Hoe lang nog?

Hoe is het met uw uithoudingsvermogen? De meeste mensen zullen bij deze vraag onmiddellijk denken aan hun lichamelijke conditie.

Een jaar nadat het coronavirus ook in Nederland zijn intrede deed krijgt dit begrip een veel ruimere betekenis. Wat als je al een jaar verplicht thuiswerkt? Wat als je maandenlang online lessen moet volgen? Wat als je bedrijf al maanden verplicht gesloten is? Hoe lang hou je het dan nog uit? Tot de volgende persconferentie? De verwachting is daar vaak op gevestigd. Avondklok eraf? Over twee of drie weken?…..nee, nog een paar weken langer. In het voorjaar dan? En als die verwachting dan opnieuw niet uitkomt, creeërt dat nieuwe teleurstelling en soms ook frustratie en boosheid. Het getuigt van eerlijkheid (en niet van hopeloosheid) als we uitspreken dat wij níet weten hoe lang nog in plaats van steeds nieuwe verwachtingen te wekken. En tegelijk doen we wat onze hand vindt om te doen, ook als gemeente. 

Dillema’s

Het is zaak realistisch en eerlijk te blijven. De eerlijkheid gebiedt te zeggen dat de huidige medische situatie nog nauwelijks verruimingen toelaat. Daarbij komt nog de vrees voor een ‘derde golf’. Tegelijk snakken velen naar meer (sociale) ruimte en (economische) mogelijkheden. Naast de medische noodsituatie zijn er sociale en economische problemen. En de afwegingen tussen gezondheid, sociaal welzijn en economie gaat voor het kabinet gepaard met grote dillema’s. Want welke risico’s nemen we als er nu flink verruimd wordt? Daarom zijn er tot nu toe maar beperkte versoepelingen en gaat dat stapje voor stapje. Juist vanwege de medische situatie waarin we verkeren is het van groot belang dat iedereen zijn verantwoordelijkheid blijft nemen en zich aan de maatregelen blijft houden. Gelukkig doen velen dat, enkele excessen daargelaten. Die worden dan ook stevig aangepakt. En het voortzetten van de maatregelen gebeurt met pijn in het hart, zoveel mag gezegd worden. 

WinkeliersPeter Verheij

‘We kijken of we volgende week weer open kunnen’. Begrijpelijk dat ook winkeliers er naar uitzien om weer meer klanten te kunnen ontvangen. En dat zij de gemeente te hulp roepen om hiervoor ruimte te krijgen.

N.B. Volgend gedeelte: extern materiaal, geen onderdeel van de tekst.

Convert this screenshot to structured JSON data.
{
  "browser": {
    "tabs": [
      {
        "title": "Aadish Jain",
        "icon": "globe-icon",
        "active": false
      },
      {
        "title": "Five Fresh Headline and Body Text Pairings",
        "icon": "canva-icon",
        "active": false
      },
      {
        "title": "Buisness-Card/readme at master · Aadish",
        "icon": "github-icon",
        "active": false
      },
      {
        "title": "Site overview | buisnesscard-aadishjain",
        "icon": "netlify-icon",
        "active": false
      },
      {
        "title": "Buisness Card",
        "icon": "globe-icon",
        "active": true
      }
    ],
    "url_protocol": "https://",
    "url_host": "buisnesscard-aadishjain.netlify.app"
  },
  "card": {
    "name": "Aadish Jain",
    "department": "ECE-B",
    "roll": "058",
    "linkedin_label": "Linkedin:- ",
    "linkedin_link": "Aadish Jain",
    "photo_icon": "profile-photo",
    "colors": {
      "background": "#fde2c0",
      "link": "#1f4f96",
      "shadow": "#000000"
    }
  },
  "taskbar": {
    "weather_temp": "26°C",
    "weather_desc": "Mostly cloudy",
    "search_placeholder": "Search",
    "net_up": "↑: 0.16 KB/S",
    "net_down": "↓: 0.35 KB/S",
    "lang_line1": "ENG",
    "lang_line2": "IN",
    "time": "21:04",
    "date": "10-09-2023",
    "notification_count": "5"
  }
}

De afgelopen tijd zijn plannen gemaakt om winkels ruimer te openen binnen de gebruikelijke hygiënemaatregelen. Dat er binnen die beperkingen meer kan dan nu, daar zijn we als gemeente ook van overtuigd. Alblasserdam is immers Amsterdam niet. In alle realiteit: hier doen we ‘boodschappen’ in plaats van dat we gaan 'shoppen’. De servicegerichtheid én het verantwoordelijkhedsbesef bij onze winkeliers is groot. We dragen hen daarom een warm hart toe. Ze verdienen onze steun. Ook van u als inwoners door lokaal uw bestellingen te blijven doen. Gelukkig is er weer een beetje ruimte gekomen en dat biedt wat lucht. We zijn en blijven als gemeente voortdurend met onze ondernemers(verenigingen) in overleg wat er (nog meer) kan. Daarbij gelden vanzelfsprekend de maatregelen van het kabinet als kader. En ondertussen zetten we ons in onze netwerken in om stap voor stap meer ruimte te krijgen zodra de gezondheidssituatie die toelaat en dat binnen verantwoorde hygiënemaatregelen kan.

‘Normaal’

Wanneer wordt het weer normaal? In die vraag zit onze ‘norm’ opgesloten. In de vele gesprekken die ik afgelopen weken voerde, tekende ik ook juist daarover bemoedigende teksten op. Over de vermeende maakbaarheid vóór het coronavirus, over de ongebreidelde inzet op groei, over onze westerse welvaart, over werkelijk geluk, over wat eigenlijk ‘normaal’ is. Dankbaarheid ook voor wat nog wél kan en men soms nog wél aan ruimte heeft. Uitingen van afhankelijkheid van God. Ora et Labora, bid én werk. Niet alleen handen wassen maar ook handen vouwen. De handen naar omhoog heffen. Dat is, in alle oprechtheid, verootmoedigend en werkelijk hoopgevend.